The CBE said the change has immediate effect "to a liberalized exchange rate regime in order to quell any distortions in the domestic foreign currency market.”
The decision to devalue the Egyptian pound followed a rapid slide of the currency’s value on the black market in recent weeks. The pound was worth half as much on the unofficial market as it was at banks. Black market traders were buying dollars at 17.5-17.85 pounds while the official rate was fixed at 8.8 pounds.
The exchange rate will now be set by “supply and demand,” the central bank’s governor Tarek Amer told Bloomberg. According to CBE, the measures would help end the currency black market in the country.
Experts say floating the currency is a “very positive” move. “We expect a lot of interest in Egypt, it’s a massive economy that has been put on hold for years,” said Rami Sidani, head of frontier investments at Schroders in Dubai.
The Egyptian pound has been falling on the black market since the 2011 revolution which drove away tourists and foreign investors. The country’s foreign reserves have almost halved since then, despite Egypt receiving billions of dollars in aid from its Gulf allies.
The currency crunch has negatively affected business activity in the country causing periodic shortages in basic goods such as rice, oil and sugar.

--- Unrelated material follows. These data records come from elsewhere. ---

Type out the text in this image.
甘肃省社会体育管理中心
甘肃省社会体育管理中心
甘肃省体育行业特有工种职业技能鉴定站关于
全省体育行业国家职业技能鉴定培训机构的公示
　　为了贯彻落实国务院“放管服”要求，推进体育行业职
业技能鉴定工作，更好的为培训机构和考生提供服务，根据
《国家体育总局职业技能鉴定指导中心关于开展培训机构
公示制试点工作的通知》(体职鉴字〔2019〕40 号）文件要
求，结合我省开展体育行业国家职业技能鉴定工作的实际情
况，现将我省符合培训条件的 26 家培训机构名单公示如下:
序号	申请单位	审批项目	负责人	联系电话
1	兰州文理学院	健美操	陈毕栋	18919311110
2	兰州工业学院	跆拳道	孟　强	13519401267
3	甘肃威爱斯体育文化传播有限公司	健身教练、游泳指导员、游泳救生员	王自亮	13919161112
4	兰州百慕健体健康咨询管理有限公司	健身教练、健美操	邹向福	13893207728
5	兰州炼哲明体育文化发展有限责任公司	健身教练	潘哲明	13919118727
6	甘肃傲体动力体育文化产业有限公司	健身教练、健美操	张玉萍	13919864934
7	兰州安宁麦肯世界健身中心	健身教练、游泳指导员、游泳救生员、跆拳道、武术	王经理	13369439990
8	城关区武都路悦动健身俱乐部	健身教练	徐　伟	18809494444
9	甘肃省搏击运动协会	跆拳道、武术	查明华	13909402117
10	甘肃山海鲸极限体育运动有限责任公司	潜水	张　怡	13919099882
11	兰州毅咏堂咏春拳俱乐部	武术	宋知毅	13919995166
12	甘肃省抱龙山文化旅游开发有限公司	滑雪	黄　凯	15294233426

In August, Cairo reached a preliminary deal with the IMF for a $12 billion three-year loan to support an economic reform program. The government has pledged economic overhaul in exchange for the aid package. Egypt is also obliged to reduce or lift altogether state subsidies on fuel. It has already reduced subsidies on household electricity and hiked the price of sugar for ration card holders by 40 percent.